For millions of UK households, the cost of living crisis has been a constant companion for years – a nagging sense of financial insecurity that refuses to ease. The Resolution Foundation's stark warning to the incoming Prime Minister is a timely reminder that this isn't just an economic issue, but a human one.
The think tank's analysis reveals that while median household incomes have grown by 2.2 per cent annually over the past Parliament – leaving households £1,000 better off – recent developments threaten to undermine these gains. The Office for Budget Responsibility forecasts minimal wage growth, and a sudden spike in energy prices is projected to reduce typical household living standards by as much as £500 this year.
The briefing highlights two distinct cost of living crises facing the new leader: an immediate one and a chronic, long-term challenge. On the immediate front, there's some relief that the feared full-blown winter energy crisis may be averted – with current wholesale oil and gas prices suggesting energy bills will only rise by around 6 per cent this winter.
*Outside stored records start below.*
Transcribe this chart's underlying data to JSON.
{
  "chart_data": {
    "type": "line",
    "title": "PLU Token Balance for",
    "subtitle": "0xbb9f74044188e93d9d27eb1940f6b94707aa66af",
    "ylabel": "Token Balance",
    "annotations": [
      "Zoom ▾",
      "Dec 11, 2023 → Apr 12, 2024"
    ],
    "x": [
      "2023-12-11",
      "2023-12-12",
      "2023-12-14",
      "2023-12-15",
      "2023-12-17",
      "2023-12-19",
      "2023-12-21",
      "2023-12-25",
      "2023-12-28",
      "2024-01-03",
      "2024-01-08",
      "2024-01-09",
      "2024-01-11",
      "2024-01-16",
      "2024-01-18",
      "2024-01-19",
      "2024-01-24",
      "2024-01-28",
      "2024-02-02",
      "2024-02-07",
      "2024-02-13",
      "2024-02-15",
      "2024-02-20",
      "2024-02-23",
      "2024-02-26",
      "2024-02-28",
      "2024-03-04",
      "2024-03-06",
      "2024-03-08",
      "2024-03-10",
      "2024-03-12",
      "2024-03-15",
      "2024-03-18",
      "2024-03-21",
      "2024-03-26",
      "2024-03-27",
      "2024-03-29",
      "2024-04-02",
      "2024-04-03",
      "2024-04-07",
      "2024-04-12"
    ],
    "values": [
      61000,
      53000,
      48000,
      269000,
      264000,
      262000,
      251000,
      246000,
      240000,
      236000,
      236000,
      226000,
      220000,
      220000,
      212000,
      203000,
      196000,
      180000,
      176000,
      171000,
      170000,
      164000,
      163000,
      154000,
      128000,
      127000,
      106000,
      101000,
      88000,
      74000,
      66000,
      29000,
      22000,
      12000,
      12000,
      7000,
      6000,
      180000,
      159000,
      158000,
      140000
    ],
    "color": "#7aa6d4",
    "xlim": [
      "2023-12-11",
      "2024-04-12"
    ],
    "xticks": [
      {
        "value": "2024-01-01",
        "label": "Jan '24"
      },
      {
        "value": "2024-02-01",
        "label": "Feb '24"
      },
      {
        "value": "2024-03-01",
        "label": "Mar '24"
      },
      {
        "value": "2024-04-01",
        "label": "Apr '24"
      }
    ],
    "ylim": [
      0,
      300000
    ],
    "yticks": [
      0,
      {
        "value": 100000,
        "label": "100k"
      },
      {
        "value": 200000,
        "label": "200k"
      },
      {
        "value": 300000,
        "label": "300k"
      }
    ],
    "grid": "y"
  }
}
While still unwelcome news for many families, it might not necessitate emergency support measures.
However, the chronic problem of putting more money in people's pockets persists. The Resolution Foundation points out that inflation has disproportionately affected the poorest families – running 0.7 percentage points higher for them than for the wealthiest – largely due to sharp increases in essential goods. Since 2016, energy prices have surged by 73 per cent and food by 47 per cent, while weekly earnings have only risen by 51 per cent.
To address the ongoing energy cost burden, the think tank proposes a policy intervention: removing the remaining levies from household electricity bills – an initiative estimated to cost £2.6 billion. Crucially, they suggest this could be funded by closing 'death and exit loopholes' in capital gains tax, arguing that such a move would not only cover the cost but also leave additional funds.